I need to edit the YAML file using Python, I have tried the code below but it is not working for a file with multiple YAML documents. you can see the below image:
enter image description here

import ruamel.yaml

yaml = ruamel.yaml.YAML()
yaml.preserve_quotes = True
yaml.explicit_start =  True

with open(r"D:deployment.yml") as stream:
   data = yaml.load_all(stream)

test = data[0]['metadata']
test.update(dict(name="Tom1"))
test.labels(dict(name="Tom1"))

test = data['spec']
test.update(dict(name="sfsdf"))

with open(r"D:deploymentCopy.yml", 'wb') as stream:
    yaml.dump(data, stream)

you can refer the link for more info : Python: Replacing a String in a YAML file

Asked By: microset

||

Answers:

"It is not working" is not very specific description of what is the problem.

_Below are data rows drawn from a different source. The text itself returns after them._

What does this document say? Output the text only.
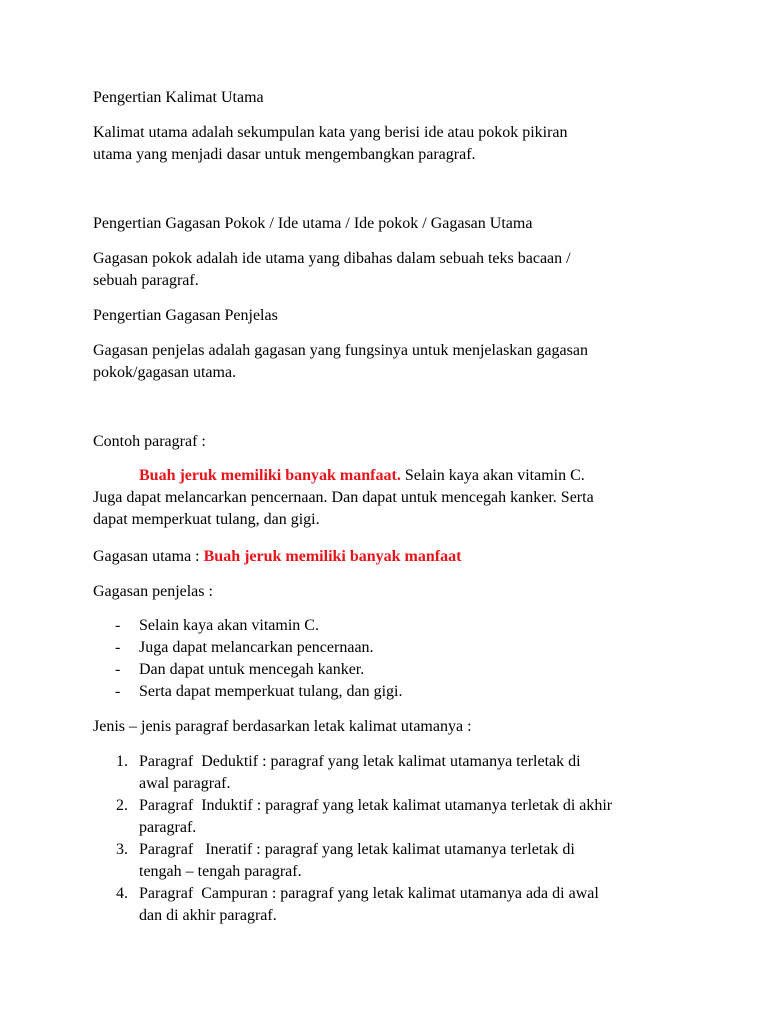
Pengertian Kalimat Utama

Kalimat utama adalah sekumpulan kata yang berisi ide atau pokok pikiran
utama yang menjadi dasar untuk mengembangkan paragraf.

Pengertian Gagasan Pokok / Ide utama / Ide pokok / Gagasan Utama

Gagasan pokok adalah ide utama yang dibahas dalam sebuah teks bacaan /
sebuah paragraf.

Pengertian Gagasan Penjelas

Gagasan penjelas adalah gagasan yang fungsinya untuk menjelaskan gagasan
pokok/gagasan utama.

Contoh paragraf :

Buah jeruk memiliki banyak manfaat. Selain kaya akan vitamin C.
Juga dapat melancarkan pencernaan. Dan dapat untuk mencegah kanker. Serta
dapat memperkuat tulang, dan gigi.

Gagasan utama : Buah jeruk memiliki banyak manfaat

Gagasan penjelas :

- Selain kaya akan vitamin C.
- Juga dapat melancarkan pencernaan.
- Dan dapat untuk mencegah kanker.
- Serta dapat memperkuat tulang, dan gigi.

Jenis – jenis paragraf berdasarkan letak kalimat utamanya :

1. Paragraf  Deduktif : paragraf yang letak kalimat utamanya terletak di
awal paragraf.
2. Paragraf  Induktif : paragraf yang letak kalimat utamanya terletak di akhir
paragraf.
3. Paragraf   Ineratif : paragraf yang letak kalimat utamanya terletak di
tengah – tengah paragraf.
4. Paragraf  Campuran : paragraf yang letak kalimat utamanya ada di awal
dan di akhir paragraf.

load_all() yields each document, so you would normally use it using:

for data in yaml.load_all(stream):
    # work on the data of each individual document

if you want all the data in an indexable list, as you do, you have to list() to make a list of the generated data:

     data = list(yaml.load_all(stream))

If you load a number of documents in variable data with .load_all() it is more than likely that you don’t want to dump data into a single object (using .dump()), but instead want to use .dump_all(), so you get each element of data dumped in a seperate document:

with open(r"D:deploymentCopy.yaml", 'wb') as stream:
    yaml.dump(data, stream)

ruamel.yaml cannot distinguish between dumping a data structure that has a list (i.e. YAML sequence) at its root or dumping a list of data structures that should go in different documents. So you have to make that distinction using .dump() resp. .dump_all()

Apart from that, the official YAML FAQ on the yaml.org website indicates that the recommended extension for files with YAML documents is .yaml . There are probably some projects that have not been updated since this became the recommendation (16 years ago, i.e. at least since September 2006).

Answered By: Anthon

I have added full script with reference of Anthon’s Answer

Please find below script for the reference:

import ruamel.yaml

yaml = ruamel.yaml.YAML()
yaml.preserve_quotes = True
yaml.explicit_start =  True

with open(r"D:deployment.yml") as stream:
    data=list(yaml.load_all(stream))

data[0]['metadata']['namespace']="namespace"
data[0]['metadata']['labels']['app']="namespace"
data[0]['spec']['template']['spec']['containers'][0]['name']="test"

data[1]['spec']['selector']['app']="test"

with open(r"D:deploymentCopy.yml", 'wb') as stream:
    yaml.dump_all(data, stream)
Answered By: microset